Not that the hotel sounded like a great option: Yes they had emergency power so one of every three elevators worked, but it wasn’t enough power to light the rooms or, worse still, pump water to the rooms. Their room is on the 32nd floor. But if the power didn’t go on, I guessed, that would be better than spending all night in the unlit terminal.

That was about when one of the United employees announced — the public address system worked — that those of us who were in the terminal, through security, with seats to San Francisco, were going to be loaded up by stairway on a plane going to San Francisco.

And I wrote the first draft of this post on that plane.

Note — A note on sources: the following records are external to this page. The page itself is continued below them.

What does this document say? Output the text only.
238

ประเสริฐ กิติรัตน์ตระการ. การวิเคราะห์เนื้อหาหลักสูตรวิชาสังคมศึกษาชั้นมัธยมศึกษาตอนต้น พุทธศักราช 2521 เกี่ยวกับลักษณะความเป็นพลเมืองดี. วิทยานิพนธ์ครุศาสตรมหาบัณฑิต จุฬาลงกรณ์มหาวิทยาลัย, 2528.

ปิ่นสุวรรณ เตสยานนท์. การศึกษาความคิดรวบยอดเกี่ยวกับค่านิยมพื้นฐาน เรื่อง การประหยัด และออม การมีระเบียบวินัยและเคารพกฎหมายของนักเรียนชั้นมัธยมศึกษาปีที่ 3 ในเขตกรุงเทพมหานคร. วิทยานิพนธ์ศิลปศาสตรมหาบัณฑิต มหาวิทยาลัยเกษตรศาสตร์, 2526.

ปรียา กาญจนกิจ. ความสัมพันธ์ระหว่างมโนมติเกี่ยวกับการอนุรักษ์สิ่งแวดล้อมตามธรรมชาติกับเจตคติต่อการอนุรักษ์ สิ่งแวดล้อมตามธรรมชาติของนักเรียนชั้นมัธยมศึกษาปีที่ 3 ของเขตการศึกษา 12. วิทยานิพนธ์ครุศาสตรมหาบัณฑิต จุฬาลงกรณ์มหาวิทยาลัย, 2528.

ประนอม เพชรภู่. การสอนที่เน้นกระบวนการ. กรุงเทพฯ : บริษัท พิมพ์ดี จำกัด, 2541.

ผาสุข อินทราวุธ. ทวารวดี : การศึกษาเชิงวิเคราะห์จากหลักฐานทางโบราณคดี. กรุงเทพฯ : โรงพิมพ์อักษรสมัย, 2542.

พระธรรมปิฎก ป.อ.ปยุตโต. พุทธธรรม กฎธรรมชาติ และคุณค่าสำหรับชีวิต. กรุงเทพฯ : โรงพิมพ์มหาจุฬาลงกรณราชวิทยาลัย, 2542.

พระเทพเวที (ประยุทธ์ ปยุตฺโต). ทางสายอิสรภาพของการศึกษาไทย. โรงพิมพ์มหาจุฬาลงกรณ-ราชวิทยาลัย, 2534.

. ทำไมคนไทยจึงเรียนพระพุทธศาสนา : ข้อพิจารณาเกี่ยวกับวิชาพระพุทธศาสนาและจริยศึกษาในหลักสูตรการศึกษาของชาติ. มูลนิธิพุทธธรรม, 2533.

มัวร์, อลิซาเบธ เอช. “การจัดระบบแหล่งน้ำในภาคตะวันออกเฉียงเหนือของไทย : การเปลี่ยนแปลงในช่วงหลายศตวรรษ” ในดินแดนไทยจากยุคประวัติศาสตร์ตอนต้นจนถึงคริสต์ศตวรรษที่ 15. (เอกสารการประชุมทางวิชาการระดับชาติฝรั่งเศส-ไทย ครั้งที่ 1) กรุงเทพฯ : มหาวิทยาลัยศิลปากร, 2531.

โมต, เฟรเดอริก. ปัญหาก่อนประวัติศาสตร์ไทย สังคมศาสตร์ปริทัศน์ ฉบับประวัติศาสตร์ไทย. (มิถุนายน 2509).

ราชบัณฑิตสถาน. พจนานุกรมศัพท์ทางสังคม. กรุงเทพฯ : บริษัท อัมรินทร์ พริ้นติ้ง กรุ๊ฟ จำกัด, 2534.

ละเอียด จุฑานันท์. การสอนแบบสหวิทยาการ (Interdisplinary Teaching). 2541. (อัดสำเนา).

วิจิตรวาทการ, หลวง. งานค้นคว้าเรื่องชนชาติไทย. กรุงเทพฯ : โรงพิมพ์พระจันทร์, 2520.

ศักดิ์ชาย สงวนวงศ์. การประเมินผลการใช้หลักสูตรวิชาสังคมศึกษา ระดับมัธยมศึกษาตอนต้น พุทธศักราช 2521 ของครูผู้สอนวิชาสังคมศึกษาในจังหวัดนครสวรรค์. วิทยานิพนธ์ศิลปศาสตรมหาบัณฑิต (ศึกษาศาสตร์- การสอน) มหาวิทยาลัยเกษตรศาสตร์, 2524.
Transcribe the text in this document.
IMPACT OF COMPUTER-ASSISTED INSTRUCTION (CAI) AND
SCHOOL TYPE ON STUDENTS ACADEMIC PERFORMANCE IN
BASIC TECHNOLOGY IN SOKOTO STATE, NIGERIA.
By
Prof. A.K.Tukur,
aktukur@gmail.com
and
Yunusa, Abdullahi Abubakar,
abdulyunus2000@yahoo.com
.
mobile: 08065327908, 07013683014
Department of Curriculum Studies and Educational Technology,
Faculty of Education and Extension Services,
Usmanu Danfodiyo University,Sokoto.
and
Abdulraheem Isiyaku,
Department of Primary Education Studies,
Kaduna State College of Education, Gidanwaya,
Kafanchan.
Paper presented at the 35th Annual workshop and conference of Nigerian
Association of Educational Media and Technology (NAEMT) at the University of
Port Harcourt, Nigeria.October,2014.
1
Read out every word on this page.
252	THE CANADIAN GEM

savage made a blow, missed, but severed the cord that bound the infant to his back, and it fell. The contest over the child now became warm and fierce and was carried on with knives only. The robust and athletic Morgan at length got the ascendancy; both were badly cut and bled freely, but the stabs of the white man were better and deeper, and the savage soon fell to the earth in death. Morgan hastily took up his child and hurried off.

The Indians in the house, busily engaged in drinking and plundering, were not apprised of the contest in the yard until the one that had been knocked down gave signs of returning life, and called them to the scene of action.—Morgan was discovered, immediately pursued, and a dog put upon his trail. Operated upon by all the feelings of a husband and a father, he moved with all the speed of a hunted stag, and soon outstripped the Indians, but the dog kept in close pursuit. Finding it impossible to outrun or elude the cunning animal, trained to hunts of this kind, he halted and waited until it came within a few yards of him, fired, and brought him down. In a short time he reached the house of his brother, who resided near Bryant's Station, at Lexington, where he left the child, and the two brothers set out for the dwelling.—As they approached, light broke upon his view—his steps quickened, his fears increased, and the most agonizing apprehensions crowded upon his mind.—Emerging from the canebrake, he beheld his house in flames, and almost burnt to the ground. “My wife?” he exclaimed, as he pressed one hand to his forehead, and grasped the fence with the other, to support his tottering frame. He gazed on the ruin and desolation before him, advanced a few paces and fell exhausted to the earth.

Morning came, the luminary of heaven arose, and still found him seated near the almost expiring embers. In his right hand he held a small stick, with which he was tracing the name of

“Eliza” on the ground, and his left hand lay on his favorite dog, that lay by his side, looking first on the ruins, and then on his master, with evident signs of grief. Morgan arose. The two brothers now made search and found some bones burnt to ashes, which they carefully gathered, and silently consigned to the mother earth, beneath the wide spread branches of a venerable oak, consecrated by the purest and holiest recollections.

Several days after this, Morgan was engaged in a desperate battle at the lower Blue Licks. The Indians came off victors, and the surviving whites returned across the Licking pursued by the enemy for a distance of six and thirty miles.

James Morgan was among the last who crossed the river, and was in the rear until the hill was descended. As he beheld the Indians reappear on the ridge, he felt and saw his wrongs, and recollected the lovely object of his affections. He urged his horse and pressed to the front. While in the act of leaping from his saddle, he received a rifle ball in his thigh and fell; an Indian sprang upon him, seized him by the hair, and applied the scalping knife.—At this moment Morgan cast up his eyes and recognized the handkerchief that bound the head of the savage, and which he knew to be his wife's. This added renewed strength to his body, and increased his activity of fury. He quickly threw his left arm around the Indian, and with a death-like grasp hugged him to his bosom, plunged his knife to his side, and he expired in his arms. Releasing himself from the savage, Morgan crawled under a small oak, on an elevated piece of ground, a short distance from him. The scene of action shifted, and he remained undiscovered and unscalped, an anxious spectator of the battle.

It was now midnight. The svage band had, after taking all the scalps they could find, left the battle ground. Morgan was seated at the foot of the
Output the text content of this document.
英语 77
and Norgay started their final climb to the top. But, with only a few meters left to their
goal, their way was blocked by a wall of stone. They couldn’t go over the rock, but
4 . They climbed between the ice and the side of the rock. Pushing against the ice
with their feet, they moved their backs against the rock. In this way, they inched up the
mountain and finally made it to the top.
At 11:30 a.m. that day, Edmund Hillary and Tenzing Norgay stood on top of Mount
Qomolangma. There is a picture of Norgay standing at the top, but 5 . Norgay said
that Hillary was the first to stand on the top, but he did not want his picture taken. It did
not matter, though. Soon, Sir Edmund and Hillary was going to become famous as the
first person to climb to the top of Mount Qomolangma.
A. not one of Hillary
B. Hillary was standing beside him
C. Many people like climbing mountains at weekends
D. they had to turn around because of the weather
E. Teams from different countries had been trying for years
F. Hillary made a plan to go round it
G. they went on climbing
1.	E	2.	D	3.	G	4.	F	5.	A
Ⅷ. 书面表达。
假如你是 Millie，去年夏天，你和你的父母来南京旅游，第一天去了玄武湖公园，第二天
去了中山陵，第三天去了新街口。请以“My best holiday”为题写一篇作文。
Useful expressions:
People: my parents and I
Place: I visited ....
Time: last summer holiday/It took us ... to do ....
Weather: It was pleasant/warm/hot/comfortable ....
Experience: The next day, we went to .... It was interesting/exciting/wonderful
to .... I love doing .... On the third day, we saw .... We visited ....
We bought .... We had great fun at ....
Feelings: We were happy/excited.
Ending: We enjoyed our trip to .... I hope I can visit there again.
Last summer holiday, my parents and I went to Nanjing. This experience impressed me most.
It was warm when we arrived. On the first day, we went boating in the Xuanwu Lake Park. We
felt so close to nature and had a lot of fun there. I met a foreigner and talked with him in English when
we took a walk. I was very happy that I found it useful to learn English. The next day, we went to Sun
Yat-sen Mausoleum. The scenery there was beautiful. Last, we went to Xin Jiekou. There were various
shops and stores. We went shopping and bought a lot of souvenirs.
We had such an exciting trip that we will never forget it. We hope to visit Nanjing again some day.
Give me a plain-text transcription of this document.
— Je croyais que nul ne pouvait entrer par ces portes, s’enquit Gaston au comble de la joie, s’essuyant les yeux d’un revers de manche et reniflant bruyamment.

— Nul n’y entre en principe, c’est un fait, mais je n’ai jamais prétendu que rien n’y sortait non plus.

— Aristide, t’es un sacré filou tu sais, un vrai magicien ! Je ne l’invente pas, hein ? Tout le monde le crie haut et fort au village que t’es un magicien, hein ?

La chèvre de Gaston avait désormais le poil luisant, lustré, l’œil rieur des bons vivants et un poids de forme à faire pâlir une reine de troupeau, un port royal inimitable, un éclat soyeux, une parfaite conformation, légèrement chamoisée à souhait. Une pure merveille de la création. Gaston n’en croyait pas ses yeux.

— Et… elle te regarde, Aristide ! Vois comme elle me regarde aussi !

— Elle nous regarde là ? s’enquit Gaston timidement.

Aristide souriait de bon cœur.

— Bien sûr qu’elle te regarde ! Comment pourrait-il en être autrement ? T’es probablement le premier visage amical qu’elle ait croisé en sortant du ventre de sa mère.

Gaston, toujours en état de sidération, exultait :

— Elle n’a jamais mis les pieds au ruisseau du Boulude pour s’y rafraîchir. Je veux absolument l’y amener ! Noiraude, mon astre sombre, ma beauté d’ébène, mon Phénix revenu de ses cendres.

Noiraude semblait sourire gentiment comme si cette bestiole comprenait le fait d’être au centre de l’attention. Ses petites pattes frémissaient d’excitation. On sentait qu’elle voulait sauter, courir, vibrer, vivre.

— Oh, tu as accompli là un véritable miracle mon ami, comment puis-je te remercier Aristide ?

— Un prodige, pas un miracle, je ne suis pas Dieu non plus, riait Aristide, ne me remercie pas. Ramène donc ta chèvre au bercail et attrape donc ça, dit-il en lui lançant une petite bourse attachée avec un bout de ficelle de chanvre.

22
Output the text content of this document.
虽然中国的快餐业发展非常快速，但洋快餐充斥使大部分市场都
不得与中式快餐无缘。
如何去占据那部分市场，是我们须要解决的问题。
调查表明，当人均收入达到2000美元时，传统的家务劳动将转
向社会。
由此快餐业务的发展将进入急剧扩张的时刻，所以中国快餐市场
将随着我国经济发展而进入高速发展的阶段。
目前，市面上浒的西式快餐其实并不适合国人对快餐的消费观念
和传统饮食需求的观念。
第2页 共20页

They took down our names by hand, the old fashioned way, and walked us down a stairway to the tarmac and up a stairway to the plane. There are 12 of us on board, on a B757 jet that seats 182. It left two hours after the scheduled time, so I missed my connection to home in Eugene, but that wasn’t so bad. The illustration on this post is that empty plane.

Yes, I was glad to be out of the airport and power outage and flying to San Francisco, one of the lucky 12 that arrived early enough to be through security when the power went out. But damn, I worried about a long and unpleasant night for my wife and daughter and grandson. And I hoped they would get it fixed so they could make their flights today.

Is there a moral to this story? Not really. I’m just sharing my good luck in being at the right place at the wrong time. Gratitude is good, we all tell each other the bad travel stories, and this one worked out.

Update: the power came back at the hotel around 3 am. And I got back home shortly after midnight. As of this morning, San Diego is back to normal.

 

(Image: my iPhone)

Comments

  • Matthew Ray Scott says:

    Tim, it was a weird time. I was at my office when the power shut down San Diego. The highway was jammed, so the CEO and I broke into kitchen, grabbed the burgers, steaks, and chicken intended for the next days lunch and we sparked up the outside grill. About 50 employees stayed until around 7 pm and then we drove home to our homes in the dark. A delightful evening!

    • Tim Berry says:

      Hi Matthew, I guess I’m glad I didn’t think to call you, because if I did I might have been tempted to bail, so I wouldn’t have stayed around to catch that flight. There was another guy I was talking to, who also had passed security and had his boarding pass to San Francisco, who decided to bail and walked out of the airport to a hotel. He would have been on that flight if he stayed another half hour. And also, hey, San Diego is great on all those days it doesn’t have a power outage.